Lilias Livingstone Mackinnon LRAM (20 April 1889 – 1974) was a Scottish pianist and music educator.

==Early life and education==
Mackinnon was born in Aberdeen, the daughter of Lachlan Mackinnon and Theodora Thompson. Her father was a lawyer and a consular agent, and her mother ran a home for unemployed women. Her older sisters were zoologist Doris Mackinnon and artist Esther Blaikie MacKinnon. Her great-grandfather was shipowner George Thompson.

She studied piano with Julian Rossetti, and with Carlo Albanesi at the Royal Academy of Music (RAM). She won the Macfarren Gold Medal at the RAM in 1916. She also studied with Tobias Matthay.
==Career==

=== Pianist ===
In Mackinnon gave concerts of piano works by Scriabin in London, beginning in 1917. In 1918 she joined Mary Ramsay and Oscar Beringer for a benefit concert of works to two pianos, at London's Aeolian Hall. In 1933 she played at the BBC Proms concerts at Queen's Hall. Her cousin, archaeologist Aileen Fox, remembered seeing a concert by Mackinnon at Wigmore Hall. She toured Canada and the United States several times in the 1930s.

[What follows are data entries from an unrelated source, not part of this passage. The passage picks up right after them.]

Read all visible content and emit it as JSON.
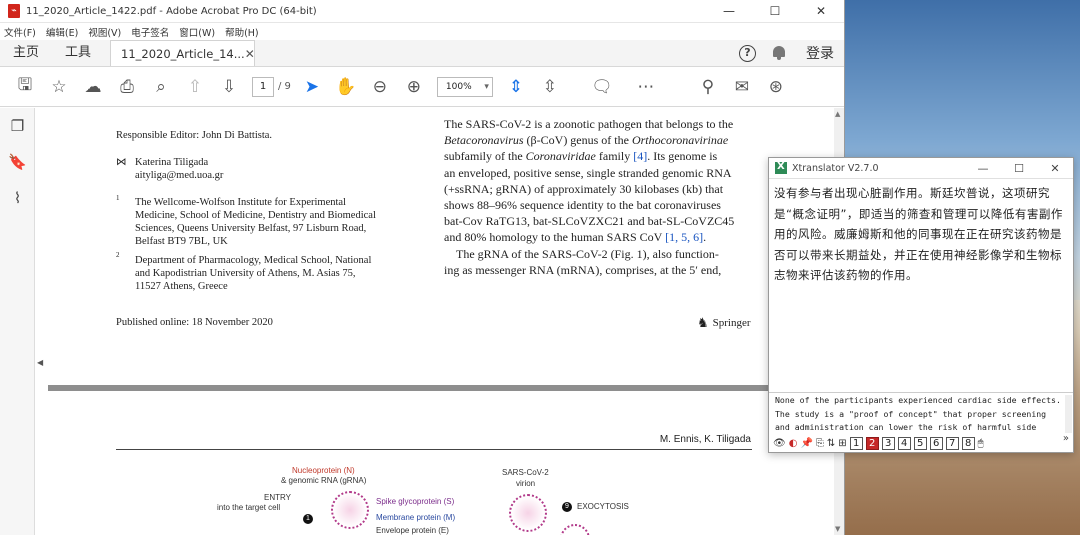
{
  "acrobat": {
    "title": "11_2020_Article_1422.pdf - Adobe Acrobat Pro DC (64-bit)",
    "menu": [
      "文件(F)",
      "编辑(E)",
      "视图(V)",
      "电子签名",
      "窗口(W)",
      "帮助(H)"
    ],
    "nav_tabs": [
      "主页",
      "工具"
    ],
    "doc_tab": "11_2020_Article_14...",
    "login": "登录",
    "page_current": "1",
    "page_total": "/ 9",
    "zoom": "100%"
  },
  "page1": {
    "editor": "Responsible Editor: John Di Battista.",
    "author_name": "Katerina Tiligada",
    "author_email": "aityliga@med.uoa.gr",
    "aff1_num": "1",
    "aff1": [
      "The Wellcome-Wolfson Institute for Experimental",
      "Medicine, School of Medicine, Dentistry and Biomedical",
      "Sciences, Queens University Belfast, 97 Lisburn Road,",
      "Belfast BT9 7BL, UK"
    ],
    "aff2_num": "2",
    "aff2": [
      "Department of Pharmacology, Medical School, National",
      "and Kapodistrian University of Athens, M. Asias 75,",
      "11527 Athens, Greece"
    ],
    "published": "Published online: 18 November 2020",
    "publisher": "Springer",
    "col_lines": {
      "l1": "The SARS-CoV-2 is a zoonotic pathogen that belongs to the",
      "l2a": "Betacoronavirus",
      "l2b": " (β-CoV) genus of the ",
      "l2c": "Orthocoronavirinae",
      "l3a": "subfamily of the ",
      "l3b": "Coronaviridae",
      "l3c": " family ",
      "l3ref": "[4]",
      "l3d": ". Its genome is",
      "l4": "an enveloped, positive sense, single stranded genomic RNA",
      "l5": "(+ssRNA; gRNA) of approximately 30 kilobases (kb) that",
      "l6": "shows 88–96% sequence identity to the bat coronaviruses",
      "l7": "bat-Cov RaTG13, bat-SLCoVZXC21 and bat-SL-CoVZC45",
      "l8a": "and 80% homology to the human SARS CoV ",
      "l8ref": "[1, 5, 6]",
      "l8b": ".",
      "l9": "The gRNA of the SARS-CoV-2 (Fig. 1), also function-",
      "l10": "ing as messenger RNA (mRNA), comprises, at the 5′ end,"
    }
  },
  "page2": {
    "header": "M. Ennis, K. Tiligada",
    "fig_nucleoprotein": "Nucleoprotein (N)",
    "fig_grna": "& genomic RNA (gRNA)",
    "fig_entry": "ENTRY",
    "fig_into": "into the target cell",
    "fig_step1": "1",
    "fig_spike": "Spike glycoprotein (S)",
    "fig_membrane": "Membrane protein (M)",
    "fig_envelope": "Envelope protein (E)",
    "fig_virion_name": "SARS-CoV-2",
    "fig_virion": "virion",
    "fig_step9": "9",
    "fig_exocytosis": "EXOCYTOSIS"
  },
  "xtranslator": {
    "title": "Xtranslator V2.7.0",
    "output": "没有参与者出现心脏副作用。斯廷坎普说，这项研究是“概念证明”，即适当的筛查和管理可以降低有害副作用的风险。威廉姆斯和他的同事现在正在研究该药物是否可以带来长期益处，并正在使用神经影像学和生物标志物来评估该药物的作用。",
    "input": [
      "None of the participants experienced cardiac side effects.",
      "The study is a \"proof of concept\" that proper screening",
      "and administration can lower the risk of harmful side"
    ],
    "numbers": [
      "1",
      "2",
      "3",
      "4",
      "5",
      "6",
      "7",
      "8"
    ],
    "active_number": "2",
    "more": "»"
  }
}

Critics generally praised Mackinnon's technique and choice of programme, though Scriabin was considered quite "futuristic" in the 1920s. Ezra Pound described her playing as having "a fluid, not an architecture manner; it is not a confusion." The Guardian expressed admiration for her charm and intelligent choices in 1932, but some disappointment at her restraint, when "something more of audacity is wanted." The Oakland Tribune's critic highlighted her "meticulous taste" and "refined and poetic sensibility".

=== Lecturer, writer, arts patron ===
Mackinnon devised her own method of memorising piano music, which she taught by correspondence. In 1935, she conducted a summer music school in St. Andrews. She wrote Music by Heart (1938), "the only non-technical book in English devoted primarily to memorization", and "a classic", according to a 1955 review.

During World War II, Mackinnon taught at Dominican College in California, and at Bradley Polytechnic Institute in Illinois. She lectured on musical memory in Chicago in 1942, in New York in 1945, and at a piano clinic in North Carolina in 1956. Composer Nancy Laird Chance was one of her students.

Alexander Stuart-Hill painted Mackinnon's portrait in about 1920; she donated that painting to the Perth Art Gallery. Maurice Besly dedicated a 1928 composition to Mackinnon. She also donated some of her sister's art to the Smithsonian American Art Museum.

==Publications==
- Musical Secrets (1936)
- Music by Heart (1938)

==Personal life==
Mackinnon married a younger American man, William P. Harley, in 1959. They divorced in 1965. She died in 1974, in her eighties.